Les impératifs catégoriques selon Kant : puisque le devoir est en chacun de nous, nous sommes obligés de respecter des règles morales, universelles.
- « Agis uniquement d’après la maxime qui fait que tu puisses vouloir en même temps qu’elle devienne une loi universelle » : si l’on veut agir d’une certaine manière, pour vérifier que c’est la bonne manière d’agir, qu’elle est morale, je dois me demander si je souhaite que tout le monde agisse ainsi. Si la réponse est oui, l’action est morale.
- « Agis de telle sorte que tu traites l’humanité aussi bien dans ta personne que dans la personne de tout autre toujours en même temps comme une fin, et jamais simplement comme un moyen » : il ne faut pas utiliser les autres ni nous-mêmes comme des moyens pour parvenir à nos objectifs, puisque chacun est une fin en soi, c’est-à-dire que chacun a des objectifs personnels et les détermine lui-même.
- « Agis comme si la volonté de tout être raisonnable était d’établir une législation morale universelle » : il faut respecter les règles morales qu’on trouve en nous-mêmes, comme si on voulait que ces règles soient appliquées à tout le monde et érigées en tant que modèle à suivre. La loi morale qui se trouve en nous doit être respectée.
Hegel va plus loin : pour lui, le caractère moral d’une action dépend de l’intention, mais aussi du résultat, des conséquences. Si le résultat n’est pas à la hauteur, l’action n’est pas forcément morale.

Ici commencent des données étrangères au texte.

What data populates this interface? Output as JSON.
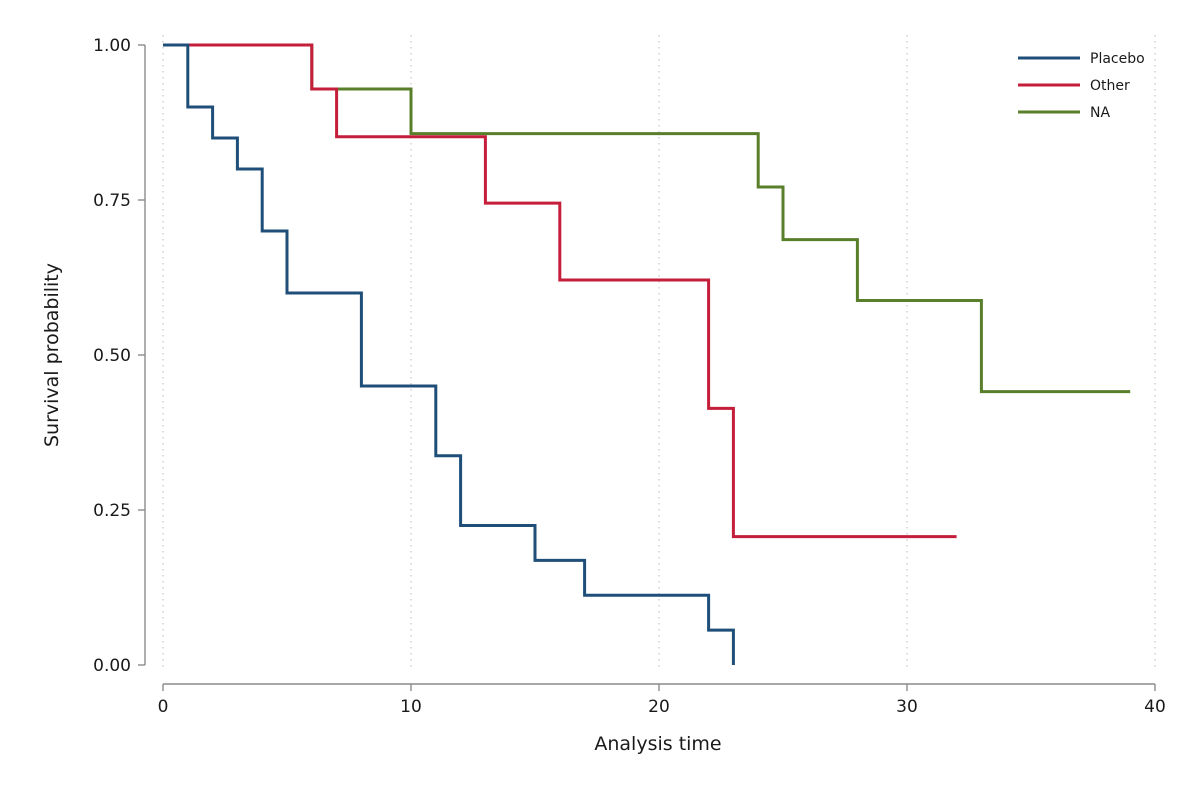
{
  "chart_data": {
    "type": "line",
    "step": true,
    "title": "",
    "xlabel": "Analysis time",
    "ylabel": "Survival probability",
    "xlim": [
      0,
      40
    ],
    "ylim": [
      0,
      1
    ],
    "xticks": [
      0,
      10,
      20,
      30,
      40
    ],
    "xtick_labels": [
      "0",
      "10",
      "20",
      "30",
      "40"
    ],
    "yticks": [
      0,
      0.25,
      0.5,
      0.75,
      1.0
    ],
    "ytick_labels": [
      "0.00",
      "0.25",
      "0.50",
      "0.75",
      "1.00"
    ],
    "grid": "vertical dotted at x ticks",
    "legend_position": "top-right",
    "series": [
      {
        "name": "Placebo",
        "color": "#1f4e79",
        "x": [
          0,
          1,
          2,
          3,
          4,
          5,
          8,
          11,
          12,
          15,
          17,
          22,
          23
        ],
        "y": [
          1.0,
          0.9,
          0.85,
          0.8,
          0.7,
          0.6,
          0.45,
          0.3375,
          0.225,
          0.1688,
          0.1125,
          0.0563,
          0.0
        ],
        "end_x": 23
      },
      {
        "name": "Other",
        "color": "#c41e3a",
        "x": [
          0,
          6,
          7,
          10,
          13,
          16,
          22,
          23
        ],
        "y": [
          1.0,
          0.929,
          0.852,
          0.852,
          0.745,
          0.621,
          0.414,
          0.207
        ],
        "end_x": 32
      },
      {
        "name": "NA",
        "color": "#5a7f2b",
        "x": [
          0,
          6,
          10,
          24,
          25,
          28,
          33
        ],
        "y": [
          1.0,
          0.929,
          0.857,
          0.771,
          0.686,
          0.588,
          0.441
        ],
        "end_x": 39
      }
    ]
  }
}
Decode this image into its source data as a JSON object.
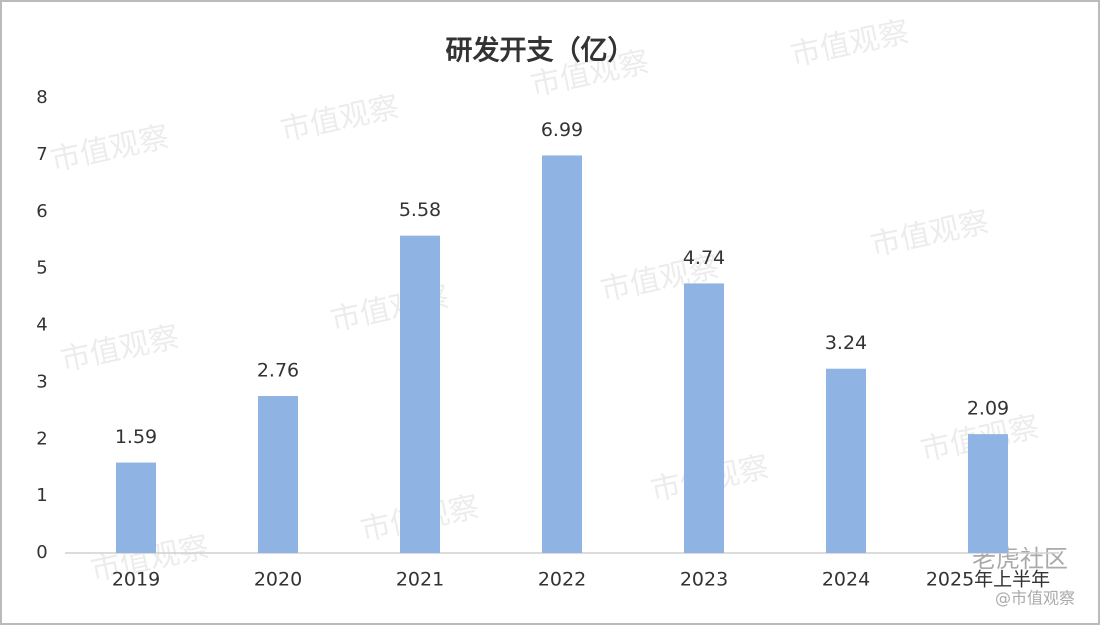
{
  "chart_data": {
    "type": "bar",
    "title": "研发开支（亿）",
    "categories": [
      "2019",
      "2020",
      "2021",
      "2022",
      "2023",
      "2024",
      "2025年上半年"
    ],
    "values": [
      1.59,
      2.76,
      5.58,
      6.99,
      4.74,
      3.24,
      2.09
    ],
    "color": "#8fb4e3",
    "ylim": [
      0,
      8
    ],
    "yticks": [
      0,
      1,
      2,
      3,
      4,
      5,
      6,
      7,
      8
    ],
    "grid": false,
    "watermark": "市值观察",
    "footer": {
      "source": "老虎社区",
      "credit": "@市值观察"
    }
  }
}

Faut-il respecter le devoir ?
Chacun d’entre nous porte en lui la possibilité de faire le mal. C’est à nous de lutter contre. C’est ce qu’avance Hannah Arendt en utilisant l’expression « la banalité du mal » durant le procès Eichmann en 1961, auquel elle assiste. En effet, pour elle, le totalitarisme peut changer un individu et le pousser à agir de façon meurtrière, sans même qu’il ne s’en rende compte. Cela ne justifie en aucun cas les crimes commis, cela montre simplement qu’en chaque homme peut se réaliser le mal. Le devoir moral doit alors intervenir pour contrer cette possibilité du mal, et indiquer au sujet comment agir, comment être moral, si les lois sont immorales et injustes. Et cela permet de lutter contre le devoir juridique : durant son procès, Eichmann n’a cessé de revendiquer n’avoir fait que son devoir de fonctionnaire…
Faut-il donc agir systématiquement conformément au devoir ? Non, comme le souligne l’exemple d’Eichmann : il faut agir conformément à notre devoir moral, parce que le devoir peut être néfaste, et l’homme qui agit par devoir peut le faire non par morale mais par peur de la sanction. C’est ce que souligne l’exemple de Glaucon, interlocuteur de Socrate dans La République de Platon : ceux qui accomplissent leur devoir ne le font pas avec de bonnes intentions, ce serait juste par peur de la sanction. Glaucon narre l’histoire de Gygès afin d’illustrer cela : ce berger respecte tous les devoirs à la lettre, mais un jour il découvre un anneau qui le rend invisible et il s’en sert alors pour tuer le roi et séduire la reine. Cela montre que certains ne respectent le devoir que par peur de la sanction et non par morale.